Stress, Inflammation, and Genetics of Human Longevity
Clinical, experimental, and genetic data suggest the importance of inflammation and thrombosis pathways in modulating the rate of age-related tissue damage and organ dysfunction, and longevity. In the Cardiovascular Health Study (CHS), inflammatory and thrombotic markers such as C-reactive protein (CRP) and D-dimer predict all-cause mortality. Preliminary data from CHS also suggest that common variants in two genes involved in the regulation of fibrinolytic activity, PAI-1 and TAFI, may be associated with longevity in men. The application of candidate gene SNP discovery and use of haplotype information in the full CHS cohort is the next logical step in the assessment of genetic associations with longevity. The availability of high-quality human genomic sequence variation data from the University of Washington Variation Discovery Resource allows us to assess genetic associations, using on average, ~6 SNPs per gene, that efficiently capture the common haplotype patterns of 40 candidate genes that comprise inflammation and thrombosis pathways. CHS is a cohort study of nearly 6,000 adults aged 65 at baseline, followed prospectively for over 12 years with extensive data on longevity and aging outcomes, and intermediate phenotypes related to inflammation and thrombosis.

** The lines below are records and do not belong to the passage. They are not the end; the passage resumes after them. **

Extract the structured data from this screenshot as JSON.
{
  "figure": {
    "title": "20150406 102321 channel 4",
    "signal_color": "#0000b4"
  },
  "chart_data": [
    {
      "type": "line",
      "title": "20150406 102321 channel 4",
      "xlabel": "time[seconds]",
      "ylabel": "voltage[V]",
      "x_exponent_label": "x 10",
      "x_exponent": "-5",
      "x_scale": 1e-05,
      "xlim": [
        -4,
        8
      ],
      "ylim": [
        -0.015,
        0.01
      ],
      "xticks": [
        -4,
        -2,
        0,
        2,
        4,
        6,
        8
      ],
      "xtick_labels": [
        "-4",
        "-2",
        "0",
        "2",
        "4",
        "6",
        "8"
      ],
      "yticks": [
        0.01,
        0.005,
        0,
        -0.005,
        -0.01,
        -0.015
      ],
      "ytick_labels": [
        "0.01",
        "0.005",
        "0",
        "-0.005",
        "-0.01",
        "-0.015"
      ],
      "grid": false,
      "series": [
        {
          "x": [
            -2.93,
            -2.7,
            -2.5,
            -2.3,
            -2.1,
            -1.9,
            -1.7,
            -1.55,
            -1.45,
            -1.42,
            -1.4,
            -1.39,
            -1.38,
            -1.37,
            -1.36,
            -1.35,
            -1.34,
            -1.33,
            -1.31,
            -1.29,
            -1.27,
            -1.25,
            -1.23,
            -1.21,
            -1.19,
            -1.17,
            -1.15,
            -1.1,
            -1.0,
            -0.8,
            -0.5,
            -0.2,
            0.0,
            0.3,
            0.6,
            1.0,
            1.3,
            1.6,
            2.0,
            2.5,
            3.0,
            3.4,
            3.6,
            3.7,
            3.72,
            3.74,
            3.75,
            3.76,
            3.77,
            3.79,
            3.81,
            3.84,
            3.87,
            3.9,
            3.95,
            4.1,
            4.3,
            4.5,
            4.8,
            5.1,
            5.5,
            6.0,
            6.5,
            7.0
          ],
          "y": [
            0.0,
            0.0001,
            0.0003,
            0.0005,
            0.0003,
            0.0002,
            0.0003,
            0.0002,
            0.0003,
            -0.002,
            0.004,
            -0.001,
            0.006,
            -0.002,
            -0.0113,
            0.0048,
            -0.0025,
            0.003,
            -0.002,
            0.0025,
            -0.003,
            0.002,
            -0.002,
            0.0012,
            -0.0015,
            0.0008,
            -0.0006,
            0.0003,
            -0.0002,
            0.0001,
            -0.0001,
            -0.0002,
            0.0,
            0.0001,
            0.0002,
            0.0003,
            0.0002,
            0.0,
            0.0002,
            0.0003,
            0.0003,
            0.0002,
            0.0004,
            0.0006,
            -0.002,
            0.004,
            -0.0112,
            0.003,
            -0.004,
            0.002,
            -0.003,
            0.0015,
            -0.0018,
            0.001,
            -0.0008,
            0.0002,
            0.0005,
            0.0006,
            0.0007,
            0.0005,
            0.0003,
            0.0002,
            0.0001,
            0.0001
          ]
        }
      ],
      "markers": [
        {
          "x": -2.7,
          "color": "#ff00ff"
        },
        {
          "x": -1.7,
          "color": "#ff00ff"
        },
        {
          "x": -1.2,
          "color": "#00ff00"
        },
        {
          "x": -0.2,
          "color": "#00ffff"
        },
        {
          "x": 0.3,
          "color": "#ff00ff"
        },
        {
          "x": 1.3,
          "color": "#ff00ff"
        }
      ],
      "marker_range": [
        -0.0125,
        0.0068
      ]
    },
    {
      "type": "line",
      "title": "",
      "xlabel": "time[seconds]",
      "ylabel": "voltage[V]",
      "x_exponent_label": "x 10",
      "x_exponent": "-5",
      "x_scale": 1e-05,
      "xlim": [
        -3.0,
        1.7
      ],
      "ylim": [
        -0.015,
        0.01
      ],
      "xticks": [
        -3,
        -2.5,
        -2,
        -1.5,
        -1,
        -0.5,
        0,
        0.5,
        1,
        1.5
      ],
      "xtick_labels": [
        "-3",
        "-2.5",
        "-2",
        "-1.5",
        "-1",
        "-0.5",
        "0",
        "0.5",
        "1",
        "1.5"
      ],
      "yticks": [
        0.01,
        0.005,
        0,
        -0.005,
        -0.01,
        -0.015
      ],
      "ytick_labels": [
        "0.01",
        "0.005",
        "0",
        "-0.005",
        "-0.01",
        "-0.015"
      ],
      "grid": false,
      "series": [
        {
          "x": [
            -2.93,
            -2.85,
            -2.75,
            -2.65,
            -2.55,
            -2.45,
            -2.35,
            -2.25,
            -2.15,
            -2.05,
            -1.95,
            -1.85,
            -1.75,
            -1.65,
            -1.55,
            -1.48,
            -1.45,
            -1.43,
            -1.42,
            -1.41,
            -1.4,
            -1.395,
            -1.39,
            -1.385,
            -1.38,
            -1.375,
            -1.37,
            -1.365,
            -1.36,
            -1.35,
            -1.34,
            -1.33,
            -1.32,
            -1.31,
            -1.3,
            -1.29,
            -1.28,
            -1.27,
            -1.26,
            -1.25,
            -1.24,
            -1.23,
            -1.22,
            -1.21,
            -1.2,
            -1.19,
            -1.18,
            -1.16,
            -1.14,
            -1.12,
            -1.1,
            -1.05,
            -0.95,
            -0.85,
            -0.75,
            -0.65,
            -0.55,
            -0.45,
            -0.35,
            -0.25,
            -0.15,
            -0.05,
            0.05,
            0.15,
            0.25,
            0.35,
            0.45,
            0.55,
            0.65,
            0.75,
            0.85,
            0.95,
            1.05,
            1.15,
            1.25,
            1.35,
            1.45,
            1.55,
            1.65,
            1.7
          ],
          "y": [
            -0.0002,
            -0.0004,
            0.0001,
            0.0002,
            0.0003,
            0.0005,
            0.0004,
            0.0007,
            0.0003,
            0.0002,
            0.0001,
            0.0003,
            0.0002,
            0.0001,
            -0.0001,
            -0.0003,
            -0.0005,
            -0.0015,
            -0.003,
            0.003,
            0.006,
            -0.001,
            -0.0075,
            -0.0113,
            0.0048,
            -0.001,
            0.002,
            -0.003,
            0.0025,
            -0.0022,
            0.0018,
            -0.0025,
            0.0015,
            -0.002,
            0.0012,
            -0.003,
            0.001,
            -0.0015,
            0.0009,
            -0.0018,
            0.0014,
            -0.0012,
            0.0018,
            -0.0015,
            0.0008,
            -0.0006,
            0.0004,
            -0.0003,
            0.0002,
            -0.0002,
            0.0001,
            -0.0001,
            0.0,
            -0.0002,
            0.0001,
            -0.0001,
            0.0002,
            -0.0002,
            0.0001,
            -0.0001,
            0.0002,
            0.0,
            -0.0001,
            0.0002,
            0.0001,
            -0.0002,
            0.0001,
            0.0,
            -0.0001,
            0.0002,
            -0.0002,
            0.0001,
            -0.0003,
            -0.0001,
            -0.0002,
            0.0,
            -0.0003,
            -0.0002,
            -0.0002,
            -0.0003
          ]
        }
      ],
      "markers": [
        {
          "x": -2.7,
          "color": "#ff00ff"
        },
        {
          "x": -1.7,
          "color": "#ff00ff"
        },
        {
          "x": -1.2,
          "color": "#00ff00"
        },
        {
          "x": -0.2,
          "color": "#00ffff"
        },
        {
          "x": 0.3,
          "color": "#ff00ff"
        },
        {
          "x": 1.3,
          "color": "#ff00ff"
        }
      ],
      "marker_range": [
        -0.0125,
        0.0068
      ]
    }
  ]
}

The clinical endpoints to be studied in this proposal include overall survival, cardiovascular and cancer-related mortality, and years of healthy life (YHL), a measure that combines duration of survival with quality of life. Other study outcome measures include quantitative traits that reflect age-related inflammation and thrombotic responses, including plasma levels of CRP, IL-6, D-dimer, and non-invasive measures of subclinical vascular disease. Our analytic approach involves several recently described statistical genetic and computational methodologies, and will allow assessment of single-locus and multi-locus genotypes, haplotypes, as well as gene-environment and gene-gene interaction. Once putative genetic associations with human longevity have been identified in CHS, we plan to apply for additional Consortium funds to validate our findings in other human cohorts. The ability to validate immediately any apparent associations is an important component of this proposal. We expect this multi-disciplinary approach to enable the detection of common genetic variants that modulate organismal inflammatory response and adaptation to stress, and thereby influence human longevity.